A man living near the Bronx Zoo wakes up one morning and looks out the window. There, sitting in a tree in his backyard, is a big gorilla. In a panic he looks in the yellow pages for gorilla exterminators and finds one listing. He quickly dials the number, and when a man answers, he shouts, “Please hurry! I have a gorilla in a tree in my backyard!”
When the exterminator pulls up in front of the man’s house, the man runs out excitedly, telling him that the gorilla hasn’t moved at all. So the exterminator says, “Good. Help me unload the truck.”
The exterminator takes out a ladder, a baseball bat, an English bulldog, a large piece of rope, and a shotgun. They take all this stuff around to the side of the house, and just before they round the corner to the backyard, the exterminator stops.
“Okay,” he says to the man, “you’re going to have to help me with this. Now, I’ve done this many times before, and there’s never been any problem. But you must listen very carefully.”

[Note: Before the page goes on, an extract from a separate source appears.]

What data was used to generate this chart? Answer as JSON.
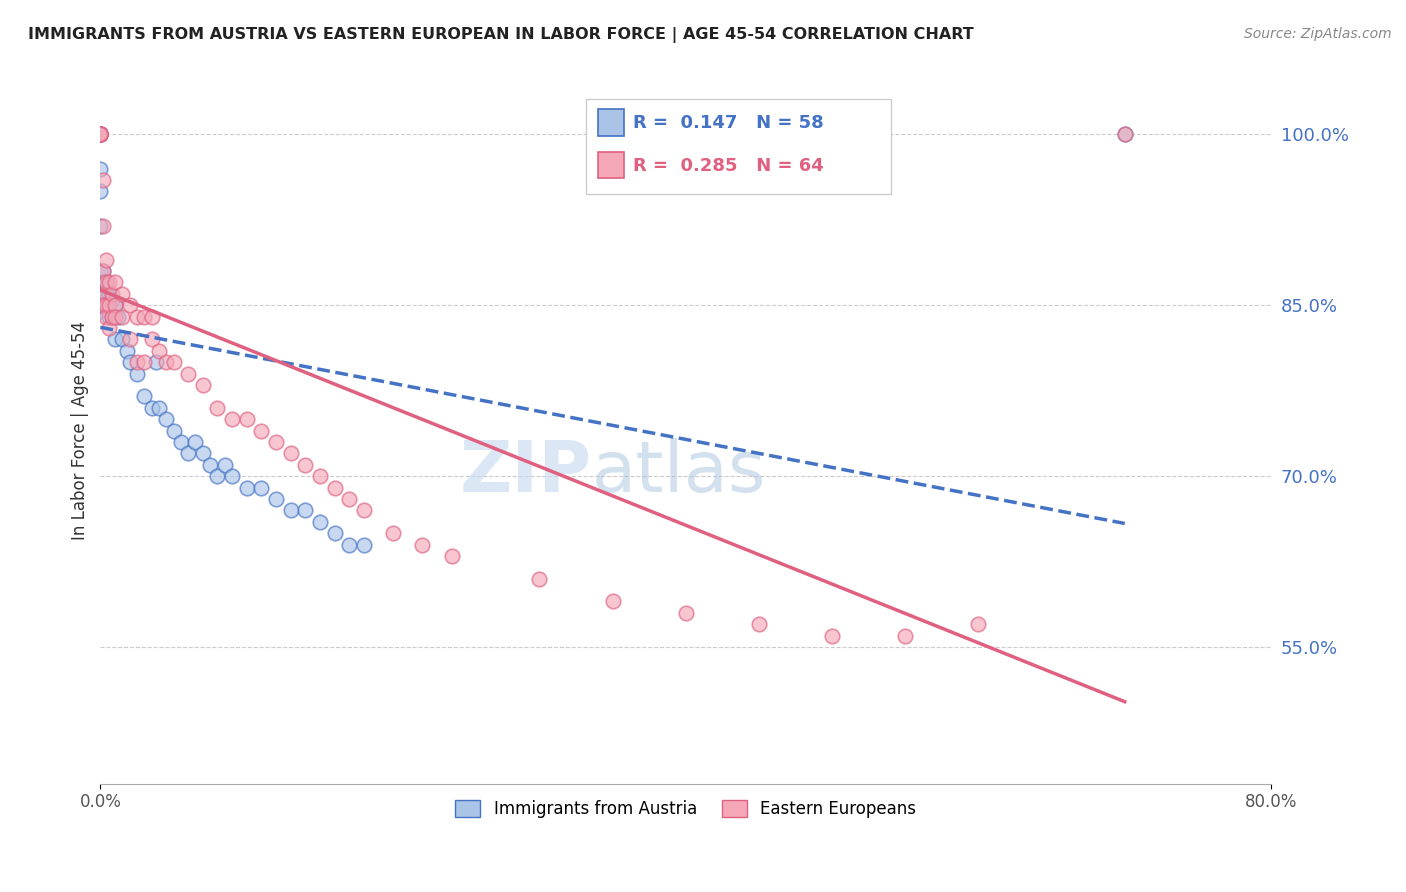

“First, I’m going to go around to the other side of the tree, behind the gorilla, put the ladder against the tree, and climb up. Next I’m going to hit the gorilla with the baseball bat and knock him out of the tree. Now, you will be holding this English bulldog by the leash. When the gorilla hits the ground, you let go of the leash. This English bulldog has been specially trained to do one thing and one thing only. He will run up to the gorilla and bite the gorilla’s balls off. This will stun the gorilla, and while he is in this state of shock, you and I will run up with the large piece of rope, tie up the gorilla, and load him into the back of my truck. You got it?”
“Yes,” said the man.
“Now, it’s very important that we do everything in the proper sequence, so I want you to repeat the entire procedure to me.”
“Okay,” says the man. “First, you climb up the ladder behind the gorilla, then you hit the gorilla with the baseball bat, knocking him out of the tree. When he hits the ground, I let go of the specially trained English bulldog and he will run up and bite the gorilla’s balls off. This will stun the gorilla, and while he is in this state of shock, we run up with the large piece of rope and tie him up. Then we load him into the back of your truck.”
“Okay. You got it,” says the exterminator. “Let’s go.”
He is just about to start to move toward the tree when the man says, “Hey, wait a minute! What’s the shotgun for?”
“Oh, yeah,” says the exterminator, “I almost forgot to tell you. That’s the most important part! Now, this is just a precaution — it has never happened before, but in the event that the gorilla should somehow knock me out of the tree, shoot the dog.